Первая и главная: страх осуждения.

Потерпевшая, как правило, уверена (не без оснований), что суд и общественность будут выносить приговор ей: плохая жена, сама нарвалась, шлюха, нечего провоцировать. Воспитание «девочка должна, девочка обязана» внушило женщинам, что у них не может быть недостатков и пятен на репутации, а если они есть, то наказание и расплата за них обоснованны.

Помните, это не Страшный суд, а процесс по делу частного обвинения в мировом суде. Его задача — установить факт избиения одного человека другим и выбрать меру наказания и компенсировать вред, а не оценивать ваш моральный облик и подводить баланс всей вашей грешной жизни.


 

Вторая: неспособность выдержать общение
с государственной машиной.

Часто, если в женщине уже развился так называемый синдром жертвы домашнего насилия, парализующий волю, то она не готова к суду и нуждается в психологической реабилитации. Либо потрясение может быть настолько велико, что влечет нервное расстройство, и потерпевшая будет просто не в состоянии дать показания, не грохнувшись в обморок.


 

Третья: женщины уверены, что суд ничего не даст, потому что российская судебная система — это беспредел с соблюдением формальностей.

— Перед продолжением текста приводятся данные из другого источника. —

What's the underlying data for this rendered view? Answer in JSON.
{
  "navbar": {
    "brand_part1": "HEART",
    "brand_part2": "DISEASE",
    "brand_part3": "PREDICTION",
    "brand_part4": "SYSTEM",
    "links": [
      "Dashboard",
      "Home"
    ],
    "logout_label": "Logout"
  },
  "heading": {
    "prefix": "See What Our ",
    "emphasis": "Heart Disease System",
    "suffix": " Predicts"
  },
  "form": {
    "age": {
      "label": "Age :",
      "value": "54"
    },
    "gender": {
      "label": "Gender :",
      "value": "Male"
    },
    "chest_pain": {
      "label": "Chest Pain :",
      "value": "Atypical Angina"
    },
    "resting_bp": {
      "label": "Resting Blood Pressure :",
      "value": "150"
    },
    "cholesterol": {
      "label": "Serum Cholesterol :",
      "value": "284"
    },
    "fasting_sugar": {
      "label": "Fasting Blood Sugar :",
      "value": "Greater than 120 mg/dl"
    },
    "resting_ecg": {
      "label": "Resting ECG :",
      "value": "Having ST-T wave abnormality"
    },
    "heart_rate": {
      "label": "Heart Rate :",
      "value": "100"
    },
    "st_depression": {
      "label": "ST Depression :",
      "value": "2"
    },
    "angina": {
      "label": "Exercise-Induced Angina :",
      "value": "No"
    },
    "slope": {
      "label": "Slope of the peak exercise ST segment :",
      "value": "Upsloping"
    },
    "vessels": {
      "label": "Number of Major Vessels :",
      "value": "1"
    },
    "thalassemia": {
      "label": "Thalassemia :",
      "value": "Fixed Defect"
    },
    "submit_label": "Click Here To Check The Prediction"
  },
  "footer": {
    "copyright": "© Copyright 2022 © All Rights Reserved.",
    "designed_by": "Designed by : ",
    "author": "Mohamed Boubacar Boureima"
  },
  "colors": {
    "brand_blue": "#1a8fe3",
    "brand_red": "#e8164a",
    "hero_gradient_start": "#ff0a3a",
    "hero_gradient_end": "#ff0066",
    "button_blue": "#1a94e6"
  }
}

«Суд купят, и скорее тебя саму закроют за заведомо ложный донос» — здесь, к сожалению, срабатывает многовековая традиция отношений русского человека с властью.


 

Четвертая: при существующем порядке если у тебя нет социального капитала, знакомых юристов, денег на адвоката (услуги могут стоить и 200 000, и 700 000 руб.) и возможности освещения дела в СМИ, то пройти все досудебные процедуры, собрать доказательства и не облажаться в составлении документов невозможно.

Чтобы добиться суда, обвинителю предстоит на полгода бросить все дела, превратиться в частного детектива и адвоката для самого себя и собрать доказательства случившегося. Государство не будет это делать за обвинителя. Пока что фрики вроде Елены Мизулиной считают действующее законодательство эффективным и не поддерживают принятие закона о домашнем насилии, а скоро 115-я и 116-я статьи («Побои» и «Легкий вред здоровью») будут выведены из Уголовного кодекса. Понятно почему: в стране много зеков, которых нужно кормить. Тогда не останется вообще никаких рычагов контроля семейного насилия. Повторю: никаких. Потенциальных насильников не будет останавливать возможность какого-либо наказания.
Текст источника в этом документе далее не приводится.